Look at your system's headers. For example, /usr/include/linux/input.h has a lot of lines defining macros which use _IOR, _IOW, _IOC, and _IORW. These macros correspond to the ior!, iow!, ioc!, and iorw! macros defined in this crate. Additionally, there is the ioctl! macro for creating a wrapper around ioctl that is somewhat more type-safe.

Most ioctls have no or little documentation. You'll need to scrounge through the source to figure out what they do and how they should be used.

How do I figure out an ioctl's calling convention?
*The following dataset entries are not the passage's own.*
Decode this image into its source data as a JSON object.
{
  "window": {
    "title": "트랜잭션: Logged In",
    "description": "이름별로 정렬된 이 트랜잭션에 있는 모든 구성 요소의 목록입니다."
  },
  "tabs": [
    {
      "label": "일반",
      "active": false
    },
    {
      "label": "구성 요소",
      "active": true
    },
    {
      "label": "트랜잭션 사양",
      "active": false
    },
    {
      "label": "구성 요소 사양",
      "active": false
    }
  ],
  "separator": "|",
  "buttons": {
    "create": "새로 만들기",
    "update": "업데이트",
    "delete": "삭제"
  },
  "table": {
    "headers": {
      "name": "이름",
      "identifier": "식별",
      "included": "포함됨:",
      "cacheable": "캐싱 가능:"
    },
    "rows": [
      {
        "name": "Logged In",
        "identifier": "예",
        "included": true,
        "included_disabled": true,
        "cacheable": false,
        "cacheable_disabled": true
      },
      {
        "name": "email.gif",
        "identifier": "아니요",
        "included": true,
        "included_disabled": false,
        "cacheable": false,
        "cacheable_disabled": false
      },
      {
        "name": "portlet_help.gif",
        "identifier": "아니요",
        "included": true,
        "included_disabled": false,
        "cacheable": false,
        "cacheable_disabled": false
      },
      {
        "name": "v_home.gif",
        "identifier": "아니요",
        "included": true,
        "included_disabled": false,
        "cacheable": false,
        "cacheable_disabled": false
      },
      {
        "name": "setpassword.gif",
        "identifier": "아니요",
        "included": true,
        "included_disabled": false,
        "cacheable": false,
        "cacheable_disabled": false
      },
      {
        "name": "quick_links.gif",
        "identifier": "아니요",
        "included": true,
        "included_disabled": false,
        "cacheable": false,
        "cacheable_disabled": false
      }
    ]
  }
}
For linux, you must look at the ioctl handlers in the kernel itself to determine how the value passed is being used. Look for the copy_from_user() and get_user() calls, these copy memory from userspace and may indicate that the ioctl's arg is a pointer. In othercases, the ioctl argument may simply be cast to an integer of some sort.

Example

use ioctl_sys::ioctl;

ioctl!(bad kiocsound with 0x4B2F);
ioctl!(none drm_ioctl_set_master with b'd', 0x1e);
ioctl!(read ev_get_version with b'E', 0x01; u32);
ioctl!(write ev_set_repeat with b'E', 0x03; [u32; 2]);

fn main() {
    let mut x = 0;
    let ret = unsafe { ev_get_version(0, &mut x) };
    println!("returned {}, x = {}", ret, x);
}

License

Licensed under either of

at your option.

Contribution

Unless you explicitly state otherwise, any contribution intentionally submitted for inclusion in the work by you, as defined in the Apache-2.0 license, shall be dual licensed as above, without any additional terms or conditions.